なぜ、その子に先生が感想を求めたのか? なにか意図的なものがあったのか。もしかすると先生は、僕の中に密かに眠っているほのかな恋心(のようなもの)を嗅ぎ取って、彼女を指名したのか? いやいやそれは深読みだろう。たぶん。

とにもかくにも、その時の僕は「自分の読書感想文が、先生に褒められた」こと。そして、それをクラスの女子にも認められた(らしい)という新鮮な体験で、うれしいというよりは軽く混乱してしまったことを覚えている。

そして、それが「先生に文章を褒められた」最後の瞬間だった。もう2度とクラスの前で読まれることはなかった。むしろダメ出しをされることの方が多かった。国語の成績は、あいかわらずいまひとつだし「自分は文系ではなく、理系向きの人間だ」と思いながら、中学を卒業し高校でも理系のクラスに進学した。そんな私が、大学では「日本文学」を専攻し、今では文章に関する仕事をしているわけだから、世の中というものはわからないものである。

たいていのことは、忘れてしまうものだから。

今でも文章について考える時、このエピソードを思い出す。
たとえ文章が下手くそでも、技術的に劣っていても「今、自分が確かにそう考えたことを軸に、ていねいに表現していこう」と気持ちを奮い立たせる。
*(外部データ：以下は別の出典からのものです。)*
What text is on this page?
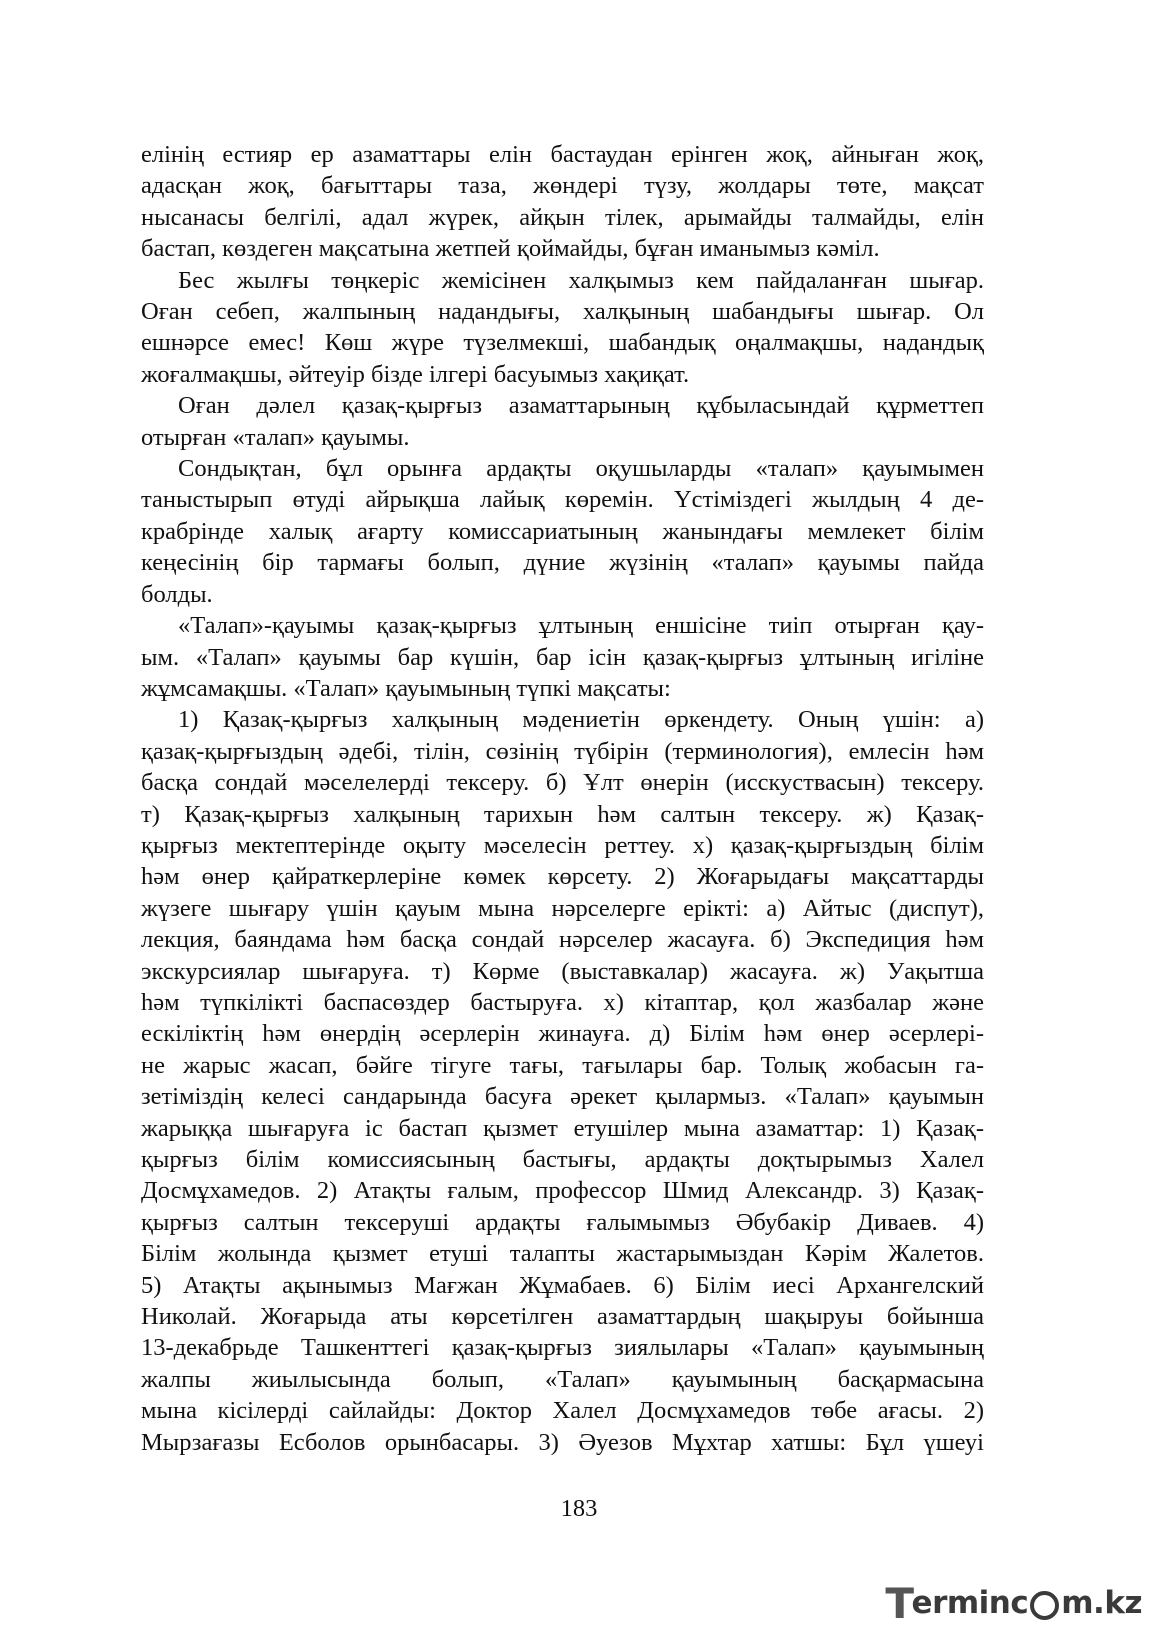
елінің естияр ер азаматтары елін бастаудан ерінген жоқ, айныған жоқ,

адасқан жоқ, бағыттары таза, жөндері түзу, жолдары төте, мақсат

нысанасы белгілі, адал жүрек, айқын тілек, арымайды талмайды, елін

бастап, көздеген мақсатына жетпей қоймайды, бұған иманымыз кәміл.

Бес жылғы төңкеріс жемісінен халқымыз кем пайдаланған шығар.

Оған себеп, жалпының надандығы, халқының шабандығы шығар. Ол

ешнәрсе емес! Көш жүре түзелмекші, шабандық оңалмақшы, надандық

жоғалмақшы, әйтеуір бізде ілгері басуымыз хақиқат.

Оған дәлел қазақ-қырғыз азаматтарының құбыласындай құрметтеп

отырған «талап» қауымы.

Сондықтан, бұл орынға ардақты оқушыларды «талап» қауымымен

таныстырып өтуді айрықша лайық көремін. Үстіміздегі жылдың 4 де-

крабрінде халық ағарту комиссариатының жанындағы мемлекет білім

кеңесінің бір тармағы болып, дүние жүзінің «талап» қауымы пайда

болды.

«Талап»-қауымы қазақ-қырғыз ұлтының еншісіне тиіп отырған қау-

ым. «Талап» қауымы бар күшін, бар ісін қазақ-қырғыз ұлтының игіліне

жұмсамақшы. «Талап» қауымының түпкі мақсаты:

1) Қазақ-қырғыз халқының мәдениетін өркендету. Оның үшін: а)

қазақ-қырғыздың әдебі, тілін, сөзінің түбірін (терминология), емлесін һәм

басқа сондай мәселелерді тексеру. б) Ұлт өнерін (исскуствасын) тексеру.

т) Қазақ-қырғыз халқының тарихын һәм салтын тексеру. ж) Қазақ-

қырғыз мектептерінде оқыту мәселесін реттеу. х) қазақ-қырғыздың білім

һәм өнер қайраткерлеріне көмек көрсету. 2) Жоғарыдағы мақсаттарды

жүзеге шығару үшін қауым мына нәрселерге ерікті: а) Айтыс (диспут),

лекция, баяндама һәм басқа сондай нәрселер жасауға. б) Экспедиция һәм

экскурсиялар шығаруға. т) Көрме (выставкалар) жасауға. ж) Уақытша

һәм түпкілікті баспасөздер бастыруға. х) кітаптар, қол жазбалар және

ескіліктің һәм өнердің әсерлерін жинауға. д) Білім һәм өнер әсерлері-

не жарыс жасап, бәйге тігуге тағы, тағылары бар. Толық жобасын га-

зетіміздің келесі сандарында басуға әрекет қылармыз. «Талап» қауымын

жарыққа шығаруға іс бастап қызмет етушілер мына азаматтар: 1) Қазақ-

қырғыз білім комиссиясының бастығы, ардақты доқтырымыз Халел

Досмұхамедов. 2) Атақты ғалым, профессор Шмид Александр. 3) Қазақ-

қырғыз салтын тексеруші ардақты ғалымымыз Әбубакір Диваев. 4)

Білім жолында қызмет етуші талапты жастарымыздан Кәрім Жалетов.

5) Атақты ақынымыз Мағжан Жұмабаев. 6) Білім иесі Архангелский

Николай. Жоғарыда аты көрсетілген азаматтардың шақыруы бойынша

13-декабрьде Ташкенттегі қазақ-қырғыз зиялылары «Талап» қауымының

жалпы жиылысында болып, «Талап» қауымының басқармасына

мына кісілерді сайлайды: Доктор Халел Досмұхамедов төбе ағасы. 2)

Мырзағазы Есболов орынбасары. 3) Әуезов Мұхтар хатшы: Бұл үшеуі

183
T
ermin c m.kz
たぶん今でも私の中には「あの時の先生の言葉」が原動力となって、生々しく動き続けているのだと思う。それは自覚しているよりも、ずっと大きなエネルギーになっているのだと思う。

#忘れられない先生  というテーマを見て、ここに書いたことを思い出した。そしてこれからも忘れないようにと願いながら、noteに書きとめておくことにした。